Further, there are changes which would be, not products, but prerequisites of any widespread movement toward freedom. So long as people are psychologically ready to accept authoritarian morality, envy, resentment, punitiveness, and the sorts of ideological and personal mystification which the Marxists call "false consciousness," they are not likely to accept libertarian values. Indeed, most of the institutions which depend on the State for support are in turn potent supporters of the State.…Beyond this, people who are willing to let authorities, whether religious, moral, psychiatric, or familial, control their own lives, seldom have any objection to such authoritarian control being extended to other people.…Thus, the elimination of authoritarian values (through such proper means as criticism, artistic and religious expression of new values, and personal example) is almost surely a precondition of any lasting libertarianism; and this would be a radical change in American society as well.

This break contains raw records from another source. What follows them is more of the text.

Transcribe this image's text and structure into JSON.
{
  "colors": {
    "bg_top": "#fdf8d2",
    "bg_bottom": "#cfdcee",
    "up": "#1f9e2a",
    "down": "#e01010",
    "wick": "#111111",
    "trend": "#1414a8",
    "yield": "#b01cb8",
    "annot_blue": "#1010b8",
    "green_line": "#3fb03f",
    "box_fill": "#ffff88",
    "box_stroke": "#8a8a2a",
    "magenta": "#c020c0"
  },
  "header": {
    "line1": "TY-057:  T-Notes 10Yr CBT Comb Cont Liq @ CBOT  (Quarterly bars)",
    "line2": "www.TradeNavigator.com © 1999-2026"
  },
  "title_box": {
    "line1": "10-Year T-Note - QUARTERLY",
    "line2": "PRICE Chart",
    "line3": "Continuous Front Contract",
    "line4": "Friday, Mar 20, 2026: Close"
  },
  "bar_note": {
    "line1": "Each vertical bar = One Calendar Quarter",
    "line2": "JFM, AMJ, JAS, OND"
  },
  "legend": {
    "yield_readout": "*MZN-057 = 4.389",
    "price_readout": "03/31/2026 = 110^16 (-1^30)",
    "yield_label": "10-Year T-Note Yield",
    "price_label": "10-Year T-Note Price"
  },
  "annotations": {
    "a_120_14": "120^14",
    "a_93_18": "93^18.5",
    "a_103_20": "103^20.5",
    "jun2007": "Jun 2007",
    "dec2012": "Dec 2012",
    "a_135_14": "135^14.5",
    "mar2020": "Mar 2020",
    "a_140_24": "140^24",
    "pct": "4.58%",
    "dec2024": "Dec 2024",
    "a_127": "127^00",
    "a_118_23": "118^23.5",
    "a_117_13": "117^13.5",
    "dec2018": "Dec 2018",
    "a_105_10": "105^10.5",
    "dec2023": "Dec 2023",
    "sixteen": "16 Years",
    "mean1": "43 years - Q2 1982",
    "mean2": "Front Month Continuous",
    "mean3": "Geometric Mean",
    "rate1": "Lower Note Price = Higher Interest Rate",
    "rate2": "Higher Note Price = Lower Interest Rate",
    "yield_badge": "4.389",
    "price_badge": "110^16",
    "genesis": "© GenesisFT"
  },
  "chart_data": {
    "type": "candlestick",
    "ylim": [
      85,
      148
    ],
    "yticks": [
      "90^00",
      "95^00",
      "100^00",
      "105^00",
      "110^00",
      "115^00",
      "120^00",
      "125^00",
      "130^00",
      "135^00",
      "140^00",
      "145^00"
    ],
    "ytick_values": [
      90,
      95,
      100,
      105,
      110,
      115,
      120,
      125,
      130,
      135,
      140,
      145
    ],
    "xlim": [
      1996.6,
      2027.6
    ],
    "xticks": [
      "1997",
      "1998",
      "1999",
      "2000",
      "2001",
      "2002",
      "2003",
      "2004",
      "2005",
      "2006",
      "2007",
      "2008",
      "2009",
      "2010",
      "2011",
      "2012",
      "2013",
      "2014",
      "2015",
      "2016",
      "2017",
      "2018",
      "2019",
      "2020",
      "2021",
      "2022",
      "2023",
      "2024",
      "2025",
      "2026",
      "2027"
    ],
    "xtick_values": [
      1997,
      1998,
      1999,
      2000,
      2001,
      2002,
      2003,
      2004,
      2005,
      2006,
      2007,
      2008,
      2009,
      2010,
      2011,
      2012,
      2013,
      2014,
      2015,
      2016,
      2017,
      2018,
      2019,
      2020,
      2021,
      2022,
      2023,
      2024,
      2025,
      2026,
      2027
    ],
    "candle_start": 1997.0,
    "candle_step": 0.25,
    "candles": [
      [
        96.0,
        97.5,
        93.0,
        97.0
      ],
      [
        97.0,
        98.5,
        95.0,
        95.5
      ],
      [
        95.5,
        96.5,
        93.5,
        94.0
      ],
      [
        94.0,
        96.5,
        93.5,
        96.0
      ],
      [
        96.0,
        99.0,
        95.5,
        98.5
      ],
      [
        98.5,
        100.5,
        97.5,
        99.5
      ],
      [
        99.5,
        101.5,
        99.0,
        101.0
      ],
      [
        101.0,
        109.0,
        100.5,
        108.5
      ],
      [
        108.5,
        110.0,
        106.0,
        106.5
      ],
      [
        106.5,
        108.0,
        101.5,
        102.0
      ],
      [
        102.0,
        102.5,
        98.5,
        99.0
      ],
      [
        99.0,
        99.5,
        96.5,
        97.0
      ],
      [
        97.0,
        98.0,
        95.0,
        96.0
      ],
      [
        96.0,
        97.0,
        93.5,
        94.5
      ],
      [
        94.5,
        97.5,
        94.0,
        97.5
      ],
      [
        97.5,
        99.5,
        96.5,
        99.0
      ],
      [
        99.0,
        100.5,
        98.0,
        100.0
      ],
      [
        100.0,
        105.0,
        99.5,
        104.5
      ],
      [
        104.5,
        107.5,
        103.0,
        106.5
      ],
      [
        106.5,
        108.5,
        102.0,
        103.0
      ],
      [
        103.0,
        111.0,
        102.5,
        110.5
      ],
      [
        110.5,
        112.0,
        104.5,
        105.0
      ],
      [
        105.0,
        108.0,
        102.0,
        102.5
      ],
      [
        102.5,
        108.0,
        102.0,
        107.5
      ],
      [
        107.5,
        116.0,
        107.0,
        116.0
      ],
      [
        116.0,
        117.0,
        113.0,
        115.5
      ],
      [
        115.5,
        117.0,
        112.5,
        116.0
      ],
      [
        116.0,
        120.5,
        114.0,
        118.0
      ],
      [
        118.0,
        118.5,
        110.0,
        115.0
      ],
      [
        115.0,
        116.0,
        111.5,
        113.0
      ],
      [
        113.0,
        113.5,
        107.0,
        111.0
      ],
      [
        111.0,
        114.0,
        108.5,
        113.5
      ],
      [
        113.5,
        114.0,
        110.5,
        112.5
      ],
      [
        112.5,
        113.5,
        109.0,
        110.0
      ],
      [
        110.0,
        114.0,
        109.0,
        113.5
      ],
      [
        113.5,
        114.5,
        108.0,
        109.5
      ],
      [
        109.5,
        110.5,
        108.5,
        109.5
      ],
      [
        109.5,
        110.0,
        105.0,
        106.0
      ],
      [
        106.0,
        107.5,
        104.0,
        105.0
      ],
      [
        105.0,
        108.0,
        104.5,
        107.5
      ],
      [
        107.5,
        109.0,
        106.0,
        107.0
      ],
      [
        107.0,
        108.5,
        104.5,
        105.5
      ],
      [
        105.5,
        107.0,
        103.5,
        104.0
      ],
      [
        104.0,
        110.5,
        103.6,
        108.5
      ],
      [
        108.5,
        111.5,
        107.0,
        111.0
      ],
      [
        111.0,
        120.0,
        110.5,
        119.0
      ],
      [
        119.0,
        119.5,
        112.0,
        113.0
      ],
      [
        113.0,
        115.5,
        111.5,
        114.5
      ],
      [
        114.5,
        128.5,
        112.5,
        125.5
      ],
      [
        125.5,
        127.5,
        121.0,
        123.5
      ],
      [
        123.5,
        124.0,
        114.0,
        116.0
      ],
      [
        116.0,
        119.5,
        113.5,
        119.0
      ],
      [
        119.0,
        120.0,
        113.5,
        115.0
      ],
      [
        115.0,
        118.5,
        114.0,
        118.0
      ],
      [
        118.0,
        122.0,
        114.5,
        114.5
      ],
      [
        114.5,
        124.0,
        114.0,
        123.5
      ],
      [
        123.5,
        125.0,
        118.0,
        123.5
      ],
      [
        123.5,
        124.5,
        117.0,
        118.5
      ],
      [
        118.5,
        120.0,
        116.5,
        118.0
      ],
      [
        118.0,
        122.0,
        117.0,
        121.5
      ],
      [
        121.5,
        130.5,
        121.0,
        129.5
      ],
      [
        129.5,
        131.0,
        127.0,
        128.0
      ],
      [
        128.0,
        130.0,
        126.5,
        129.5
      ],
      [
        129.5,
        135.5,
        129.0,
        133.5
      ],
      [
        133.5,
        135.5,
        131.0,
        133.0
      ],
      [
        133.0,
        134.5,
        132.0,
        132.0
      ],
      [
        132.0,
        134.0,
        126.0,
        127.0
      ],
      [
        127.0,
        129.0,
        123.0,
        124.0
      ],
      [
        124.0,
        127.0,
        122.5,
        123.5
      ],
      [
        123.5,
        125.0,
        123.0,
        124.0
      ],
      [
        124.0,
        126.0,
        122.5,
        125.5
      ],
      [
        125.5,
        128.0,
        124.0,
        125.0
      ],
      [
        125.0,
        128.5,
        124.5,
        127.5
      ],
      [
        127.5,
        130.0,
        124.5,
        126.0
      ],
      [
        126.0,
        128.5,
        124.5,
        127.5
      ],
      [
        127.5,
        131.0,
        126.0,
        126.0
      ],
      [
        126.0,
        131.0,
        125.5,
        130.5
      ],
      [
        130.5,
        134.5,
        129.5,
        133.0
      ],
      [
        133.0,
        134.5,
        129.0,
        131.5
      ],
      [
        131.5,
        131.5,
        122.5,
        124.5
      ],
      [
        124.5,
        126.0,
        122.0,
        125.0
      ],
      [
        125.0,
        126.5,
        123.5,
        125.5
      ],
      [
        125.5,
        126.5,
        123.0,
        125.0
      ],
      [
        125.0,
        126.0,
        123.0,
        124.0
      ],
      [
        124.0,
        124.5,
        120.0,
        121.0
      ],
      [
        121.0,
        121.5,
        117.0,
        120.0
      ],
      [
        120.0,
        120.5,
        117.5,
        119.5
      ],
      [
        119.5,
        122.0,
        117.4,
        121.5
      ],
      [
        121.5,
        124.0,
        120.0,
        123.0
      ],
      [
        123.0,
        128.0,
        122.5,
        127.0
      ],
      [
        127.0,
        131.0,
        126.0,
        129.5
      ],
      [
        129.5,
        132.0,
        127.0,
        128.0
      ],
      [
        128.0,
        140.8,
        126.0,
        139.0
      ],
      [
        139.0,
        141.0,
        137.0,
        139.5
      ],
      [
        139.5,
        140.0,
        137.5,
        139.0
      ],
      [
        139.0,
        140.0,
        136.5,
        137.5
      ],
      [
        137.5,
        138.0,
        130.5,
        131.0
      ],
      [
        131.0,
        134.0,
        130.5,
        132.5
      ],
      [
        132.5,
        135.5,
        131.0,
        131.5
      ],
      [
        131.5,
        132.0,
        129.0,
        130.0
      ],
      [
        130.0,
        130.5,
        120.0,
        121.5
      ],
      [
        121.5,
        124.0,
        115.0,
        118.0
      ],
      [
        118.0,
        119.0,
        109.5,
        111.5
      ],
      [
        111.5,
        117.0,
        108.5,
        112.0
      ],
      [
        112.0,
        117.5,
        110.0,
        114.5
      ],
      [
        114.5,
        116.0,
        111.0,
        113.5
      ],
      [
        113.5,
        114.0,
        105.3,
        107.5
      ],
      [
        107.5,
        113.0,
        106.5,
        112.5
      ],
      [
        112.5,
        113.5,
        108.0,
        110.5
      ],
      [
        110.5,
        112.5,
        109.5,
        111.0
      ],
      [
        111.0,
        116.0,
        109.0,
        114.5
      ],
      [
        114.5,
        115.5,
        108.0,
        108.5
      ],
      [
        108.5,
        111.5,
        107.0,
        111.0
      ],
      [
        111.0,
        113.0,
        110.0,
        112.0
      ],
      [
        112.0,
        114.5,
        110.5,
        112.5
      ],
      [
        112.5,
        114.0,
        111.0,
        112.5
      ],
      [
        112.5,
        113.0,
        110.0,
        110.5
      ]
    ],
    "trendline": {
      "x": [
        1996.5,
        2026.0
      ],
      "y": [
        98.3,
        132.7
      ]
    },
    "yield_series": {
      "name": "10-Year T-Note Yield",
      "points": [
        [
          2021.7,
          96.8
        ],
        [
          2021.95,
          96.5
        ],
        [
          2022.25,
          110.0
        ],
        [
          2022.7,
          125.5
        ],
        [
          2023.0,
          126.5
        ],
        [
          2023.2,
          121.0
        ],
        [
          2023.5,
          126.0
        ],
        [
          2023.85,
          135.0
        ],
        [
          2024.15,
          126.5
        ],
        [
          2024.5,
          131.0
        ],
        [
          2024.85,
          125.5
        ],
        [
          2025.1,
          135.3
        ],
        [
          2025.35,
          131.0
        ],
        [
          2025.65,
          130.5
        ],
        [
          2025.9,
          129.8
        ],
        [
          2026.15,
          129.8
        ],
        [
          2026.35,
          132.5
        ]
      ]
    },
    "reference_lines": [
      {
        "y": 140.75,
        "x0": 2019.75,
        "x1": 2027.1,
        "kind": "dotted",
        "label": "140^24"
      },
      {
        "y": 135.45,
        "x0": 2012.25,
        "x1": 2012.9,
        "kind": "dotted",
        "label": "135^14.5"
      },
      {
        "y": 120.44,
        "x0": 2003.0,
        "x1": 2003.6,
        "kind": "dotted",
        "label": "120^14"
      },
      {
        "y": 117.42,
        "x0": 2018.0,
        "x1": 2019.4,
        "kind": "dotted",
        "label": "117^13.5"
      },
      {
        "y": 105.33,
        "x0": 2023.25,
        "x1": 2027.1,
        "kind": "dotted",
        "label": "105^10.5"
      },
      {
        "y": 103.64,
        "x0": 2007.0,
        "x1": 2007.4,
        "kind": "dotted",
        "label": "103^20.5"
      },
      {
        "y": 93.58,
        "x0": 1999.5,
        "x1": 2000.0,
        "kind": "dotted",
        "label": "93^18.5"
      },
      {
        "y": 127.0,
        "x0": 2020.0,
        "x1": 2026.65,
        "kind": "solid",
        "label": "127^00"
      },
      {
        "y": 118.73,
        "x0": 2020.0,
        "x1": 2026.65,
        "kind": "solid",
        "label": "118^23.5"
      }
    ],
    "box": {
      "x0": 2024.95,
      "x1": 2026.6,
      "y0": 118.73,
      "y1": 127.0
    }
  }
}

To sum up, the political system does not exist in isolation. It both affects and is affected by other parts of human existence. To change it presupposes changes elsewhere, and generates further changes. It should not be assumed that such changes would match those supported by current intellectual fashions; but serious inquiry into these issues is entirely appropriate to libertarianism—inquiry, not prescription.

William H. Stoddard
Chula Vista, CA

Rights Questions

In the December REASON, Alan Gewirth was reported as having said unborn children have limited rights. "If these rights conflict with those of an adult normal human being, the latter, whose capacities for purposive and voluntary action are far greater, take precedence." ("Resurrecting Rights," Jeffrey Paul). Paul thought Gewirth's analysis was "incisive" but didn't explain what Gewirth meant by "limited rights" or what are the particular rights of pregnant women and unborn children. Does libertarianism hold that some have greater rights than others? Do "less than normal" adults such as the retarded or infirm have a less than normal right not to be killed? The reader is left to wonder.